Walked through the luminescent powder, middle of the street, up to my calves before the plow came. It was quiet and the air was not cold, just perfect with the smell of wood fires burning. The trees shed their burdens in a giant whoomp!, snow falling through the air louder than the crash into the soft ground. The street turned to beach and the insistent tide lapped at the snow, dissolving a neat new line with each swell and fooling me to think the water might be warm. Walked home, able to face Little League registration and the wherewithal to keep a schedule for another week.

Oh the cold!  It’s COLD.  Really, really cold.  But I’ll take it if it means crystal-clear bluebird skies.  The forecast calls for 35 below wind chills all this week.  I’m fairly certain Lola and I will just hang out inside, make granola and curl up next to the window to watch the pretty sky, she with her sock monkey, me with my book.  Not a bad life, no.

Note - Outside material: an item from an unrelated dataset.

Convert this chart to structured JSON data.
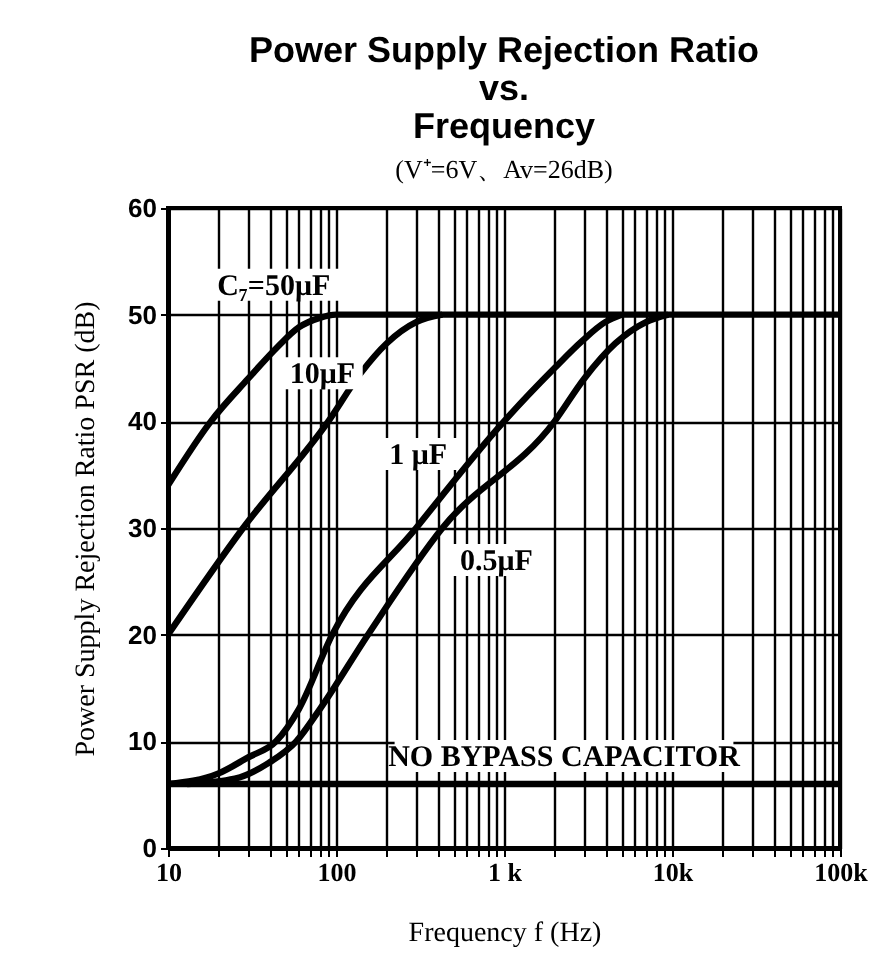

We’ve been watching a lot of movies lately, with the darkness and the cold. One can only play so many Scrabble games… so they say.  I haven’t reached my limit yet.
Another Earth: mildly depressing, but interestingly twisted and unique.
The Debt: Helen Mirren.  She is hot.  That is all.
Cowboys and Aliens: don’t laugh… it really was good! As Brian said, why can’t aliens visit any time period they like?
The Future: quirky, but my kind of movie.  And I love the talking cat (I however will not recommend The Beaver–psychotic talking puppet!).
McCabe and Mrs. Miller: recommended by a new friend, I can’t believe I lived my whole life without seeing this movie. A soundtrack by Leonard Cohen and the dark, damp mood of the Gold Rush days. Seriously good.

Perhaps I have mentioned this before, but my favorite movie of all time is Butch Cassidy and the Sundance Kid. Did you know there was a sequel? I’m a little slow when it comes to all things that cable television tells people.  I didn’t know. Turns out I didn’t miss much because Blackthorn was a huge disappointment. There is really nothing like an original (and who can hold a candle to Paul Newman or Robert Redford?).

Totally unrelated except to prove that I have also spent a good amount of time not watching movies, these pictures are from a little exploration we took in the woods on Friday. Mighty was still home “sick” (though his fever broke the night before and he was dying to go climb some trees).  This was before the deep freeze, with little wind and a warm sunny, winter glow.